Una buena estrategia de consumo desde el inicio puede evitar rediseños y ayudar a conseguir la autonomía prevista sin sobredimensionar la batería.
Preguntas frecuentes sobre la autonomía de dispositivos IoT
¿Cómo se calcula la autonomía de una batería en un dispositivo IoT?
El cálculo debe basarse en el consumo medio real del dispositivo. Para ello se analiza la corriente consumida en cada estado de funcionamiento y el tiempo que permanece en cada uno. Posteriormente se calcula el promedio y se relaciona con la capacidad efectiva de la batería.
¿Por qué no es suficiente dividir los mAh de la batería entre el consumo?
Porque un dispositivo IoT normalmente no consume una corriente constante. Puede permanecer en deep sleep durante largos periodos y generar picos elevados al medir o transmitir datos. La fórmula solo resulta válida cuando se conoce el consumo medio real.
¿Qué consume más energía en un dispositivo IoT?
Depende de la aplicación. En algunos dispositivos el mayor consumo procede de las transmisiones inalámbricas, mientras que en otros pueden ser los sensores, el procesamiento o incluso el consumo permanente durante el modo de reposo.
¿Los picos de corriente afectan a la autonomía?
Sí. Además de contribuir al consumo energético, pueden provocar caídas de tensión si la batería y la alimentación no son capaces de responder correctamente. Esto puede causar reinicios o fallos aunque todavía quede capacidad disponible.
¿Cómo influye la temperatura en la autonomía?
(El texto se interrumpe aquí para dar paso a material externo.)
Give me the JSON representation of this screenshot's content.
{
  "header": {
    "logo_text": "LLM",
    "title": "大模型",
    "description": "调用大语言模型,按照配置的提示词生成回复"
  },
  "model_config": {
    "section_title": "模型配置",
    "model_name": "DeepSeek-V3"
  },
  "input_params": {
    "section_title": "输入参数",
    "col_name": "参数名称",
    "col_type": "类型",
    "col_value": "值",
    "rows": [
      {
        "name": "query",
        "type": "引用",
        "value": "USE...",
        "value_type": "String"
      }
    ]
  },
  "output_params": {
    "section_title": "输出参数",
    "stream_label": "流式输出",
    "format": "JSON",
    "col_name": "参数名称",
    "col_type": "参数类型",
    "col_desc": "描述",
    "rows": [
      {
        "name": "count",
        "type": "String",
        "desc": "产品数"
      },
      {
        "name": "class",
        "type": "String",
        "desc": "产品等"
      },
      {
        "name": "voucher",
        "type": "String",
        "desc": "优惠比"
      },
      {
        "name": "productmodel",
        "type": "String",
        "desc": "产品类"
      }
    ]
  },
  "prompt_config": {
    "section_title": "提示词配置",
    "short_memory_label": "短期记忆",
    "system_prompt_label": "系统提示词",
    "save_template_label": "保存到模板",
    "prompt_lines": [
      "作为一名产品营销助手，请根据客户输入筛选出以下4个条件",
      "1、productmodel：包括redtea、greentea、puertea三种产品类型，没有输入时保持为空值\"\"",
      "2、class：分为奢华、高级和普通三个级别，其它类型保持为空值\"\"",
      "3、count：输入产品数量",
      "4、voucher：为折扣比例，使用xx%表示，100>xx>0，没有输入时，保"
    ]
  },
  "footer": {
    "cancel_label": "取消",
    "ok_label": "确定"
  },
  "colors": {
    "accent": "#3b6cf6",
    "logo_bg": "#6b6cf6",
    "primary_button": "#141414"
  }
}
La temperatura puede afectar a la capacidad disponible de la batería y a su capacidad para entregar corriente. Por eso, un dispositivo instalado en exterior o en un entorno industrial puede tener una autonomía diferente a la estimada en condiciones de laboratorio.
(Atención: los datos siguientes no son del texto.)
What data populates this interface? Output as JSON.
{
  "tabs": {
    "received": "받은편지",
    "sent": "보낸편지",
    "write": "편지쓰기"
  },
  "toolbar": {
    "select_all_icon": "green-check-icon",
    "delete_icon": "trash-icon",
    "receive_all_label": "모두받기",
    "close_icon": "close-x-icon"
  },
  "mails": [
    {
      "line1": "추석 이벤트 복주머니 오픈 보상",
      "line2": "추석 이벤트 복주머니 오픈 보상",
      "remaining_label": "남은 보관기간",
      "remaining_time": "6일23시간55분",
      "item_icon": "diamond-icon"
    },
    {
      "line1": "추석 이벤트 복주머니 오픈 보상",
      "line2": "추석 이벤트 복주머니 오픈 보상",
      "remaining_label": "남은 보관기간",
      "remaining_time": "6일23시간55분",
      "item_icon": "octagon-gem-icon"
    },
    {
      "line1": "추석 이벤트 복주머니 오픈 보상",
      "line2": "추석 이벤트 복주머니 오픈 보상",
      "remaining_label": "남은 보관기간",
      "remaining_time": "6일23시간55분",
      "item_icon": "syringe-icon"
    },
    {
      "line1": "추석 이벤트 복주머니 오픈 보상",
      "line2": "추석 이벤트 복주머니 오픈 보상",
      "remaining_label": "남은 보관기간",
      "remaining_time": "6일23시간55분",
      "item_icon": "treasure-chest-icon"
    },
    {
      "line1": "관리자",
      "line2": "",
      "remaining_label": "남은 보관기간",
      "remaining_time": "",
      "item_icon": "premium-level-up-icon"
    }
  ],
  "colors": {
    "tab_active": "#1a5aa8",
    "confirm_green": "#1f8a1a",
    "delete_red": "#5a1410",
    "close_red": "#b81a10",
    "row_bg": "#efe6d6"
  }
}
¿Qué margen debo considerar al calcular la autonomía?
Debe existir margen para compensar factores como el envejecimiento de la batería, la autodescarga, la temperatura, las variaciones de consumo y los reintentos de comunicación. El margen exacto dependerá de la tecnología de batería y de las condiciones de funcionamiento del producto.
¿Es mejor utilizar una batería más grande o reducir el consumo?
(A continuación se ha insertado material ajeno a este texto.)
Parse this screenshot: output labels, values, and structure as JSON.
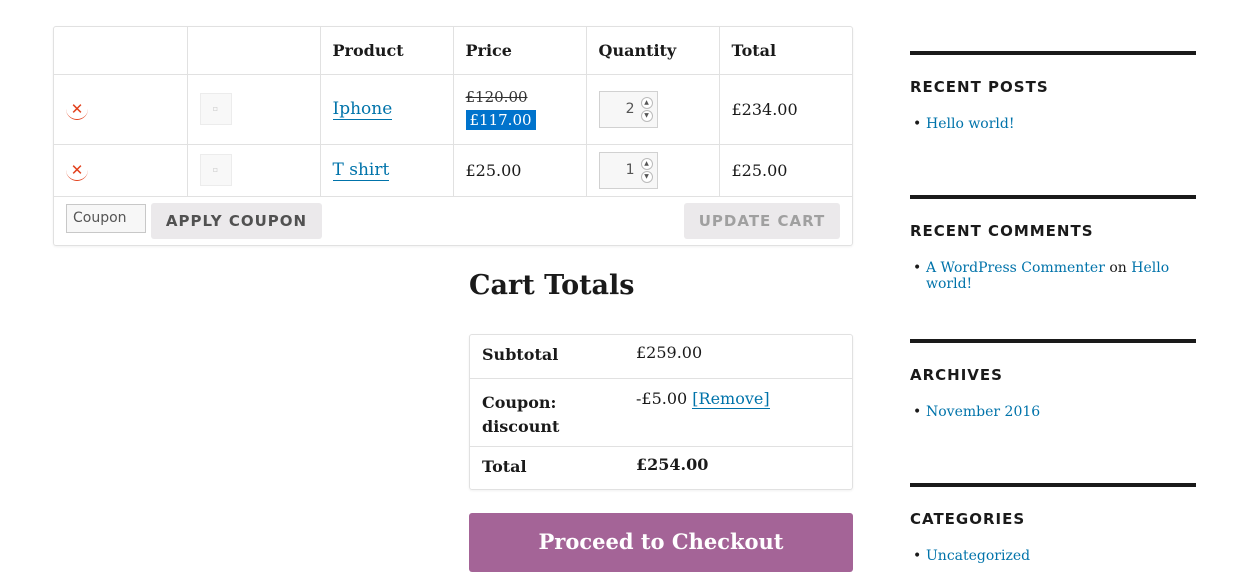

Depende del diseño. Antes de aumentar el tamaño de la batería conviene identificar dónde se produce el mayor consumo. Optimizar el modo de reposo, reducir el tiempo de transmisión o mejorar la eficiencia de la alimentación puede ser más eficaz y económico.
¿Cómo puedo saber si la batería soportará los picos de corriente de mi dispositivo?
La capacidad nominal no es el único factor que debe analizarse. Es necesario conocer el perfil de corriente del dispositivo, especialmente durante las transmisiones inalámbricas y otros periodos de máxima actividad, y comprobar que la batería y la arquitectura de alimentación pueden mantener una tensión adecuada.
¿La autonomía calculada en laboratorio será igual en condiciones reales?
No necesariamente. La temperatura, el envejecimiento, la calidad de la batería, los cambios en la cobertura inalámbrica y los reintentos de comunicación pueden modificar el consumo y reducir la autonomía respecto a la estimación inicial.